Countless others seeking a better life in the centuries since haven’t been so lucky. Jolie is the only documented member of this distaff quartet, not that her legal status is a true safeguard against being hassled or worse by the authorities. The harder she tries to play by the rules and work within the system, the more those rules change as the powers that be see fit.
Sehiri doesn’t linger on Kenza’s trauma, and neither, for that matter, does Kenza — children are resilient, after all, and one benefit of her not understanding what’s happened is not being unmoored by it. Promised Sky is considerably more low-key than its high-stakes opening might make it sound, with co-writers Anna Ciennik, Malika Cécile Louati, and Sehiri centering their script around lived-in character moments rather than heightened narrative beats. Landlords, police officers, and other authority figures are always threatening to disrupt the precarious status quo, but they’re usually at the periphery rather than the center of the action.
Usually, but not always.
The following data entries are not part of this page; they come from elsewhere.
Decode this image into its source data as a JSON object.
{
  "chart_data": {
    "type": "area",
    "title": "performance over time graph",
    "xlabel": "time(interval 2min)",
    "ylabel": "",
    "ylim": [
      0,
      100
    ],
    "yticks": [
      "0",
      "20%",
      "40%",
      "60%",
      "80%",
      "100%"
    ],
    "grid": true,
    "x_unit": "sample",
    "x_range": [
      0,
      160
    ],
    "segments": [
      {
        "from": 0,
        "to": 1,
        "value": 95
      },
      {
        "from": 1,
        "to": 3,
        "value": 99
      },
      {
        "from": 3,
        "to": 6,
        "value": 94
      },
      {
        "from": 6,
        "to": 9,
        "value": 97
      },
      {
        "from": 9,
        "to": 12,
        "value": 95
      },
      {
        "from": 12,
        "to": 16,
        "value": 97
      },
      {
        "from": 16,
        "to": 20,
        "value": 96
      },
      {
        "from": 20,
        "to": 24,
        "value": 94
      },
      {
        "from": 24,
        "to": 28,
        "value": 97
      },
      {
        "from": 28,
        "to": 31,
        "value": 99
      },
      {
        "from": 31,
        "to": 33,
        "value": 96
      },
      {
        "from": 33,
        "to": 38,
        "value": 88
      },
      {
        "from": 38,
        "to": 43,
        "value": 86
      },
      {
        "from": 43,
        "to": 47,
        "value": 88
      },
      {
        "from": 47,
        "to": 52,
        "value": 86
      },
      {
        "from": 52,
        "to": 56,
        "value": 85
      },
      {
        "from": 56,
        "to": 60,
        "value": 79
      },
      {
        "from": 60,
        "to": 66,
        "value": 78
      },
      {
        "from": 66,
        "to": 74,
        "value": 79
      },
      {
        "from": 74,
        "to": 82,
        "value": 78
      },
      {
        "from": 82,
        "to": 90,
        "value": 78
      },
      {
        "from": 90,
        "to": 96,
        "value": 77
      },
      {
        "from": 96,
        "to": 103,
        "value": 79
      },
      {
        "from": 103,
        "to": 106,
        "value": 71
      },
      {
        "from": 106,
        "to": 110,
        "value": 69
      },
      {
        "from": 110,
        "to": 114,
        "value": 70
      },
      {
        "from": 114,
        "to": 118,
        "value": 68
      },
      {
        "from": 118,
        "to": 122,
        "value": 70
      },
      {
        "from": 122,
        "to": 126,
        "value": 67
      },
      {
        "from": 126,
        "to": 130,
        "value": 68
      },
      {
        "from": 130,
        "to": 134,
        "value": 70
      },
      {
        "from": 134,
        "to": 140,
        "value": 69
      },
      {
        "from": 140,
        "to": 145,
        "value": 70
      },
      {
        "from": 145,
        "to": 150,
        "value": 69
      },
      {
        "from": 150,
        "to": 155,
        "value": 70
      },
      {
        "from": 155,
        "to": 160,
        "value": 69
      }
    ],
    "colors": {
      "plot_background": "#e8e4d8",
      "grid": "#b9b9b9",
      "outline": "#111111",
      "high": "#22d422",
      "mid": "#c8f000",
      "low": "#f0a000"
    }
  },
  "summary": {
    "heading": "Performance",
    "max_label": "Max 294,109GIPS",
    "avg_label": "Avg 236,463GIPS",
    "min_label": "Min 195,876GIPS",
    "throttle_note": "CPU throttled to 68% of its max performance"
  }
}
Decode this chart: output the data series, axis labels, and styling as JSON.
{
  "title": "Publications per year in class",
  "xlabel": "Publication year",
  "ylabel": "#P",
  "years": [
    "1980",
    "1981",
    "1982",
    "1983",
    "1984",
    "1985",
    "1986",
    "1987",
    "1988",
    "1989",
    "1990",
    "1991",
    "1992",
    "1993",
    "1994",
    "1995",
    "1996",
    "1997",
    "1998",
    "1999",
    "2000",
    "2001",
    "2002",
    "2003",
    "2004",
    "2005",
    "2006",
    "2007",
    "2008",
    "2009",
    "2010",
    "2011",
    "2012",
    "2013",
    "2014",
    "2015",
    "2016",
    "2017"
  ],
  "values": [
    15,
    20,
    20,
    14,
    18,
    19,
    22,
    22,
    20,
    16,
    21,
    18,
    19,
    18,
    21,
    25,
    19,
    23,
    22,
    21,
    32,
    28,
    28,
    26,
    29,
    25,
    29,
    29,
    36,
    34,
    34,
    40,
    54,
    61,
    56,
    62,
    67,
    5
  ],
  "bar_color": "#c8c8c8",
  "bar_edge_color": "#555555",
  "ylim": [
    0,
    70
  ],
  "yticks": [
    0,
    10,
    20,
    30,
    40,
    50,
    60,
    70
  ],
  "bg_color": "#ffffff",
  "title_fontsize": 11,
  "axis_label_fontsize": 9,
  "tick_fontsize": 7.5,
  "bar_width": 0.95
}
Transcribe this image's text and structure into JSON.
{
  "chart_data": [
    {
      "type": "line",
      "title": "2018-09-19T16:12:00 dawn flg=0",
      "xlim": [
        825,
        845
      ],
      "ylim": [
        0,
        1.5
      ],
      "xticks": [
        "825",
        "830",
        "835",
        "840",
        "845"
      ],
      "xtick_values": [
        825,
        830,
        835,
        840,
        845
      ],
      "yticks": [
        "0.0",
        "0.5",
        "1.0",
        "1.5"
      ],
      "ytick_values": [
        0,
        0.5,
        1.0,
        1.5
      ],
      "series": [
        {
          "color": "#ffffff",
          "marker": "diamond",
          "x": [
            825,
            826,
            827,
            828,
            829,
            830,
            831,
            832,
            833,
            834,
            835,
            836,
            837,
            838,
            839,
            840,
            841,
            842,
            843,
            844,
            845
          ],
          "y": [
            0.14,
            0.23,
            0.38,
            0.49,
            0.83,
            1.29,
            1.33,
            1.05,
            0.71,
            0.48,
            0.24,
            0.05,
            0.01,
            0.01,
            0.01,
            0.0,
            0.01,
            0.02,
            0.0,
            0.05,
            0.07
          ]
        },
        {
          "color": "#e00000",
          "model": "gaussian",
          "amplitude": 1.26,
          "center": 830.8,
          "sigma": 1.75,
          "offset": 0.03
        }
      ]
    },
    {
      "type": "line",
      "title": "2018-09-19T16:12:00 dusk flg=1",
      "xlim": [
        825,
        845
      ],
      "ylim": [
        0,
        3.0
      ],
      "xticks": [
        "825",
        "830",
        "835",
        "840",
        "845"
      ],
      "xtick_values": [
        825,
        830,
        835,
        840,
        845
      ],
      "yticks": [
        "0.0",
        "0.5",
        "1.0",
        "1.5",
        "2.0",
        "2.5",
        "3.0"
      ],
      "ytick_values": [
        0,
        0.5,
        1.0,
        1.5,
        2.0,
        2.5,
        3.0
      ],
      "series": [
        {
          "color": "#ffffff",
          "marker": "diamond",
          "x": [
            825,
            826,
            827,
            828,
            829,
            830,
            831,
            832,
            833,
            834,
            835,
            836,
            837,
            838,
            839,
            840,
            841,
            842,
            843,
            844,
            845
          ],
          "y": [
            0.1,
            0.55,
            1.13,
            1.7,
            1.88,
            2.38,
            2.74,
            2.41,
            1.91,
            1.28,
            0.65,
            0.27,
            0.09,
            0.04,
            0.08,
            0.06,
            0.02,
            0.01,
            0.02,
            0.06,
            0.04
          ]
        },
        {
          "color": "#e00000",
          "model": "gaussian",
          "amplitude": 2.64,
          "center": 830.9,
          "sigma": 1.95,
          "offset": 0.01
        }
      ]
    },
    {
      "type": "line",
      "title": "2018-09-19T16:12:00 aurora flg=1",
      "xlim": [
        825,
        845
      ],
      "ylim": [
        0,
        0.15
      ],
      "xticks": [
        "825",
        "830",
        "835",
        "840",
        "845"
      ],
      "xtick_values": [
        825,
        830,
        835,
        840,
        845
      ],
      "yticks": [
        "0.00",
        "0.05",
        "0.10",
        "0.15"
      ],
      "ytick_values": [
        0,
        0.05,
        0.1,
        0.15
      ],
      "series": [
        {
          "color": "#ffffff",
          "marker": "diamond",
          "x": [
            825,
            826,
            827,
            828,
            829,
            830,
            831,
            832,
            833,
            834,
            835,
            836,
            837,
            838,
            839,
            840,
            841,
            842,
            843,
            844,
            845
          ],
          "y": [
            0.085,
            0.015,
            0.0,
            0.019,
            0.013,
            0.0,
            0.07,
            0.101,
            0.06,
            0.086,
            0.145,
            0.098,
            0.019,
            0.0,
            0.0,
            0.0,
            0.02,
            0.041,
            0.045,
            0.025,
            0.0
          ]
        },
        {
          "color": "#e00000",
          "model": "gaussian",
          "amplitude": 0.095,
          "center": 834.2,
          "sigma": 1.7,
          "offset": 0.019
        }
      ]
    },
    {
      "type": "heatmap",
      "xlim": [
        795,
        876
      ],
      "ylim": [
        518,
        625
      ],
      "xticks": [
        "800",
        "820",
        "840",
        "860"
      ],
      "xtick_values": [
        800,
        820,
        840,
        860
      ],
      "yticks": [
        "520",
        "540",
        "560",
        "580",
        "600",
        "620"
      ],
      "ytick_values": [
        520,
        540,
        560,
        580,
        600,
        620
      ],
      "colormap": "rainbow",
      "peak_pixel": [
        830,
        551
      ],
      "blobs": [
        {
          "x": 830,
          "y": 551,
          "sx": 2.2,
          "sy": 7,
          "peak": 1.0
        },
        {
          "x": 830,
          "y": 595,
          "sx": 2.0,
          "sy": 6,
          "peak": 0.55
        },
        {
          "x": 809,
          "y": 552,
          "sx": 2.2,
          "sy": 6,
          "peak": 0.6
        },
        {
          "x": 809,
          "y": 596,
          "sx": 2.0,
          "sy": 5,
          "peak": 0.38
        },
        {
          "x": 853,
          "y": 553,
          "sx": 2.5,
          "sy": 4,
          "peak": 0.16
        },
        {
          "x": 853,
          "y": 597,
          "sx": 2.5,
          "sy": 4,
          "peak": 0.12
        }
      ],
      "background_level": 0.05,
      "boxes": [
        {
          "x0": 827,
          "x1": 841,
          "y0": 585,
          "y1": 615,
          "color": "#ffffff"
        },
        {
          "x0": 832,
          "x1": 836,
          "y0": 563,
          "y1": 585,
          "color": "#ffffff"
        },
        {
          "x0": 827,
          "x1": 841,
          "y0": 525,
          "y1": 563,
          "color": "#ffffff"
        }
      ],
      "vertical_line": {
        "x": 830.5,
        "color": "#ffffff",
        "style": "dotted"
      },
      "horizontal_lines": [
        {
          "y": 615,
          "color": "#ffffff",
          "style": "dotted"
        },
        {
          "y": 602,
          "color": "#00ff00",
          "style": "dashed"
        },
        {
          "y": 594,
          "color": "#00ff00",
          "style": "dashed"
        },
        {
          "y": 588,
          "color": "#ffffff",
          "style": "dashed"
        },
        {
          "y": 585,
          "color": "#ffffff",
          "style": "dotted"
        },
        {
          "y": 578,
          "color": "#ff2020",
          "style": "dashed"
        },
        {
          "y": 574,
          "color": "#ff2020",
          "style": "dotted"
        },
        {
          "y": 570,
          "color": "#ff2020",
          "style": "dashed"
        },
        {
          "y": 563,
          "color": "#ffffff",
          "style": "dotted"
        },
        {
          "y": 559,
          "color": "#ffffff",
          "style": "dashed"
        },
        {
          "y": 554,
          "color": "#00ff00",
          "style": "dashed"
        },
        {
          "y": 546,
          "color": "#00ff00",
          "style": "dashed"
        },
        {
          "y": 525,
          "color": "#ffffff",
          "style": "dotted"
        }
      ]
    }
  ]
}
Tunisia, both a literal and figurative crossroads between Europe and Africa, has taken a hardline approach to immigration in recent years that has led to accusations of human-rights violations and xenophobia. Sehiri, who grew up in France but is of Tunisian extraction, is considerably more sympathetic to the plight of refugees. Promised Sky never comes across as a heavy-handed sermon, though — just an intimate, ground-level portrait of the kind of people whose stories tend to go untold when competing narratives drown out the discourse.
“I know you have a plan for me, and it is not for me to perish at sea.”
Practicing isn’t always as easy as preaching, and conflict arises when Jolie accuses Marie of not living up to her ideals after she threatens to kick Naney out of the house for what many viewers will consider a minor infraction. We’ll eventually learn that she has very good reasons for being cagey about taking in a child, which Sehiri portrays with as much grace as she does Kenza’s arrival.
All four women are in the country for similar reasons, but Naney’s circumstances make her the most protective of, and inclined to watch over, Kenza. She’s been separated from her own daughter since coming to Tunisia in search of a better life and clearly views the newly orphaned Kenza as a surrogate child, one she can take care of while waiting to be reunited with her own. Promised Sky is as much about the power of maternal instincts as it is about systemic prejudice and the struggle to gain a foothold in a place that seems intent on cutting your legs out from under you. The more obstacles that are placed in front of Marie, Naney, Jolie, and Kenza, the more they realize they have no choice but to persevere — not because they’re special, necessarily, but simply because they’re human.